И дальше сидим. Молчим.


8 лет

Едем с Ф в метро и развлекаемся тем, что орем друг другу в ухо всякую ерунду. Вагон полупустой. Вдруг бабушка, сидящая напротив, пересаживается к нам и говорит мне – тоже кричит – на ухо:

– Спасибо вам!

– За что?!

– Я смотрю, как вы с сыном любите друг друга – и радуюсь!

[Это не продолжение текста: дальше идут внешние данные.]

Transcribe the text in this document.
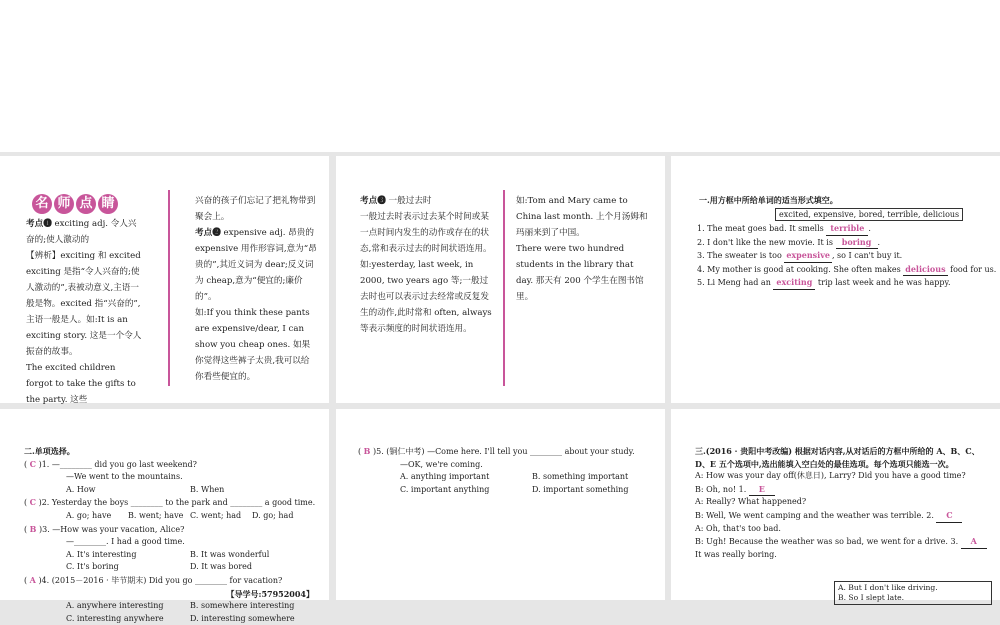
名 师 点 睛
考点❶ exciting adj. 令人兴奋的;使人激动的
【辨析】exciting 和 excited
exciting 是指“令人兴奋的;使人激动的”,表被动意义,主语一般是物。excited 指“兴奋的”,主语一般是人。如:It is an exciting story. 这是一个令人振奋的故事。
The excited children forgot to take the gifts to the party. 这些
兴奋的孩子们忘记了把礼物带到聚会上。
考点❷ expensive adj. 昂贵的 expensive 用作形容词,意为“昂贵的”,其近义词为 dear;反义词为 cheap,意为“便宜的;廉价的”。
如:If you think these pants are expensive/dear, I can show you cheap ones. 如果你觉得这些裤子太贵,我可以给你看些便宜的。
考点❸ 一般过去时
一般过去时表示过去某个时间或某一点时间内发生的动作或存在的状态,常和表示过去的时间状语连用。如:yesterday, last week, in 2000, two years ago 等;一般过去时也可以表示过去经常或反复发生的动作,此时常和 often, always 等表示频度的时间状语连用。
如:Tom and Mary came to China last month. 上个月汤姆和玛丽来到了中国。
There were two hundred students in the library that day. 那天有 200 个学生在图书馆里。
一.用方框中所给单词的适当形式填空。
excited, expensive, bored, terrible, delicious
1. The meat goes bad. It smells terrible .
2. I don't like the new movie. It is boring .
3. The sweater is too expensive , so I can't buy it.
4. My mother is good at cooking. She often makes delicious food for us.
5. Li Meng had an exciting trip last week and he was happy.
二.单项选择。
( C )1. —________ did you go last weekend?
—We went to the mountains.
A. How	B. When
( C )2. Yesterday the boys ________ to the park and ________ a good time.
A. go; have	B. went; have C. went; had	D. go; had
( B )3. —How was your vacation, Alice?
—________. I had a good time.
A. It's interesting	B. It was wonderful
C. It's boring	D. It was bored
( A )4. (2015－2016 · 毕节期末) Did you go ________ for vacation?
【导学号:57952004】
A. anywhere interesting	B. somewhere interesting
C. interesting anywhere	D. interesting somewhere
( B )5. (铜仁中考) —Come here. I'll tell you ________ about your study.
—OK, we're coming.
A. anything important	B. something important
C. important anything	D. important something
三.(2016 · 贵阳中考改编) 根据对话内容,从对话后的方框中所给的 A、B、C、D、E 五个选项中,选出能填入空白处的最佳选项。每个选项只能选一次。
A: How was your day off(休息日), Larry? Did you have a good time?
B: Oh, no! 1. E
A: Really? What happened?
B: Well, We went camping and the weather was terrible. 2. C
A: Oh, that's too bad.
B: Ugh! Because the weather was so bad, we went for a drive. 3. A It was really boring.
A. But I don't like driving.
B. So I slept late.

Я бормочу что-то про то, что это так естественно и ничего особенного. Она энергично протестует – есть, мол, есть особенное, потом вдруг тихо – остановка – говорит:

– У меня тоже был сын. А теперь его нет.

И снова садится напротив.

Стараюсь не расплакаться.

Когда выходим с Ф из вагона, он спрашивает:

– О чем эта бабушка тебе говорила?

– Что ей очень приятно было на нас смотреть. Что она смотрела и вспоминала своего сына.

– А он где теперь?

Почему-то говорю:

– Он вырос теперь.

Ф, понимающе:

– Другая жизнь?

– Вроде того…

Вот я и умер, а ты жива

И чувствуешь-думаешь, что виновата.

Перебираешь, взвешиваешь слова,

Какие сказала и не сказала когда-то.

Ты вспоминаешь то, что ты не смогла

Была ночная безвыходная усталость,

Сдавали нервы, потом надежда ушла

И от любви только голая воля осталась.

Всё это правда и это неправда совсем

Было дыхание рядом и тело тепло излучало.

Сколько было всего! Пойми тут – за что и зачем,

И как мне теперь поправить тебе одеяло?